Frequently asked questions

What is EC2 user data?

EC2 user data is a script or configuration block you attach to an instance at launch. When the instance first boots, the cloud-init service reads it and executes it automatically as root. Use it to install packages, write config files, and start services without logging in manually.

Does EC2 user data run on every boot?

No. By default, user data runs only on the first boot. If you stop and start the instance, the script does not run again. Editing user data on a stopped instance makes the new content visible, but cloud-init will not re-run it automatically because it has already marked the first-boot stage as complete. For recurring startup logic, use a systemd service instead.

How do I debug a user data script that is not working?

SSH into the instance and read /var/log/cloud-init-output.log. This file contains all stdout and stderr from your script. Also run "cloud-init status" to see whether cloud-init finished, is still running, or exited with an error. If you cannot reach the instance via SSH, use Session Manager instead.

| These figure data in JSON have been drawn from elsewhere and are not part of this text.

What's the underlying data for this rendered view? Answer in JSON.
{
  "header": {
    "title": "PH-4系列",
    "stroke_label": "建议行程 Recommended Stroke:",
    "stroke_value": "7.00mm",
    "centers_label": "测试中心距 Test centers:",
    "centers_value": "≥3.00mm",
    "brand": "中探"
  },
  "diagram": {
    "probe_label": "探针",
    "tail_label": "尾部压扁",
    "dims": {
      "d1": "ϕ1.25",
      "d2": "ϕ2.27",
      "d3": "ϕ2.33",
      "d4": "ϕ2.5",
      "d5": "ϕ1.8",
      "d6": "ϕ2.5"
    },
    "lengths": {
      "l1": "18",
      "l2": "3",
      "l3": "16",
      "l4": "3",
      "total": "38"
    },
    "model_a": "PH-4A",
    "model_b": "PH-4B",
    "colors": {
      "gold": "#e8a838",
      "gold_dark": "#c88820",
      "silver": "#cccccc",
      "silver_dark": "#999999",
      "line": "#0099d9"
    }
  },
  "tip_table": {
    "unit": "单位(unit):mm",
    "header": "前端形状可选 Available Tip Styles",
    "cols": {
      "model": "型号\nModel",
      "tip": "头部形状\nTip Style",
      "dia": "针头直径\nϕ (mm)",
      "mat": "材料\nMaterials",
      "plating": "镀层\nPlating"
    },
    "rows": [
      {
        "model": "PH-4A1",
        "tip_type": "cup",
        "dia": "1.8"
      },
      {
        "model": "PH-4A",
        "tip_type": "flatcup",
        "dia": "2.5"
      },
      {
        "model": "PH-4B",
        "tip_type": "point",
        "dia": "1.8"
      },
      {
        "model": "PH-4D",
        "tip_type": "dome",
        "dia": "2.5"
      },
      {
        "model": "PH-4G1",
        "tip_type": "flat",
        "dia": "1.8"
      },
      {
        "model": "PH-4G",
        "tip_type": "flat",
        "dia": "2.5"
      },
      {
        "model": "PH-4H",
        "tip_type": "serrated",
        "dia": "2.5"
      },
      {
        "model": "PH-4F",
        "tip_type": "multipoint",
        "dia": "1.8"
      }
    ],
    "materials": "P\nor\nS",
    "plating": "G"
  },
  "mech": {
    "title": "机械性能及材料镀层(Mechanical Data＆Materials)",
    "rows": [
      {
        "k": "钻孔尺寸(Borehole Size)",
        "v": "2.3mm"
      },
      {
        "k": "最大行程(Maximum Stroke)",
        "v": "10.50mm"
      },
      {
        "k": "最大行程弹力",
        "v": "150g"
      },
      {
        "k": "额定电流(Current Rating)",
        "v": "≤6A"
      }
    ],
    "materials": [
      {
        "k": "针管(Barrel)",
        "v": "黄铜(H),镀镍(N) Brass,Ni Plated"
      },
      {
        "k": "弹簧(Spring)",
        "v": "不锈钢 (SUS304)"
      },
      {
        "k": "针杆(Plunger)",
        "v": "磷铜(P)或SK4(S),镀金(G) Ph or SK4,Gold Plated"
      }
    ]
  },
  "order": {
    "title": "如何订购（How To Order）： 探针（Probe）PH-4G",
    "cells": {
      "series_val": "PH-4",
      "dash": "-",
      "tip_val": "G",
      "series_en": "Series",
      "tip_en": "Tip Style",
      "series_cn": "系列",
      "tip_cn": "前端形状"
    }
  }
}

Can I update user data after the instance is launched?

Yes. Stop the instance, edit the user data in the console or CLI, then start it again. The updated user data is stored and becomes visible on the instance, but cloud-init will not re-execute it on Linux because the first-boot mark is already set.

When should I use a golden AMI instead of user data?

Use a golden AMI when you need fast and predictable launches, when your bootstrap is complex or slow, or when you are running Auto Scaling at production scale. Pre-bake everything that does not change between launches into the AMI, and use minimal user data only for instance-specific configuration like environment variables or a registration step.

Last verified: 1 April 2026 Cloud services change frequently. Verify details against official documentation before making infrastructure decisions.